In the final exercise, about which I’ve written before in this space, the class is divided into groups of four or five and each group is asked to create its own language — complete with a lexicon, and a grammar capable of conveying the distinctions (of number, tense, mood, etc.) conveyed by English grammatical forms. At the end of the semester each group presents a text in its language and teaches the class how to translate it into English, and how to translate English sentences into sentences in the new language, to which the group always gives a name and about which it is always fiercely proprietary.

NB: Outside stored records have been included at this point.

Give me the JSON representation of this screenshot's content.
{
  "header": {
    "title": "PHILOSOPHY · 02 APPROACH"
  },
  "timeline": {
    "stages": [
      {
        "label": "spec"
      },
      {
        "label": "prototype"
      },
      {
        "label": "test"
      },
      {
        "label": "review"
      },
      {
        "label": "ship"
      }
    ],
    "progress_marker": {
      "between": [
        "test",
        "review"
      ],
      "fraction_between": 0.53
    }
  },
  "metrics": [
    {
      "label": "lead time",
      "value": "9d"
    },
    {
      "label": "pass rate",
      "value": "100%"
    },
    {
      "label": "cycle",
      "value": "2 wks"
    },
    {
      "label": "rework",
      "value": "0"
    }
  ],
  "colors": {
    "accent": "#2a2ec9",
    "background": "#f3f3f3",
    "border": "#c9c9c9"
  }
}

To my knowledge, there are no textbooks that teach this method — Stephen reports, “until you described it . . . I had never heard of such a course at any college” — although, in some respects, Francis Christensen’s “generative rhetoric” of sentences, now considered outmoded, comes close.

What I do is supplement the exercises described above with a standard grammar text filled with the usual terminology, a terminology that will not seem impenetrable and hostile to students who have been learning how language works at a level these texts assume but do not explicate. My current favorites are Geraldine Woods’ “English Grammar for Dummies” and Martha Kolln’s “Rhetorical Grammar: Grammatical Choice, Rhetorical Effects.” I like the first because its examples are so fanciful (“Lochness loves my singing”) that there is no danger of becoming interested in their content. I like the second because of Kolln’s emphasis on how grammatical choices fulfill and/or disappoint reader expectations.

I have also assigned J.L. Austin’s “How to Do Things With Words,” Richard Lanham’s “A Handlist of Rhetorical Terms” and Lynne Truss’s “Eats, Shoots & Leaves,” and I have flirted with using the Rhetorica Ad Herennium and parts of Quintilian and Seneca, if only to show students how old the formal teaching of writing is.

My course is entirely sentence-centered except for one exercise, when I put a sentence on the board — usually something incredibly boring like, “The first year of college presents many challenges” — and ask each student in turn to add a sentence while taking care to look backward to the narrative that has already been developed and forward to the sentences yet to be written by his or her colleagues.

At the end of the semester, I used to send my students into the class taught by Cathy Birkenstein and Gerald Graff, whose excellent book “They Say / I Say” introduces students to the forms of argument in a spirit entirely compatible with my focus on the forms of sentences. (We have taught in each others’ classes.)

As to the question of whether this method improves writing, I can only cite local successes in my classes and the anecdotal reports of former students who have employed it in their own classes. I take heart from veteran composition teachers like Lynn Sams, who says that after many years of experimentation, she has concluded that “the ability to analyze sentences, to understand how the parts work together to convey desired meaning, emphasis, and effect is . . . central to the writing process.” (“How to Teach Grammar, Analytical Thinking and Writing; A Method that Works,” English Journal, January, 2003). Amen.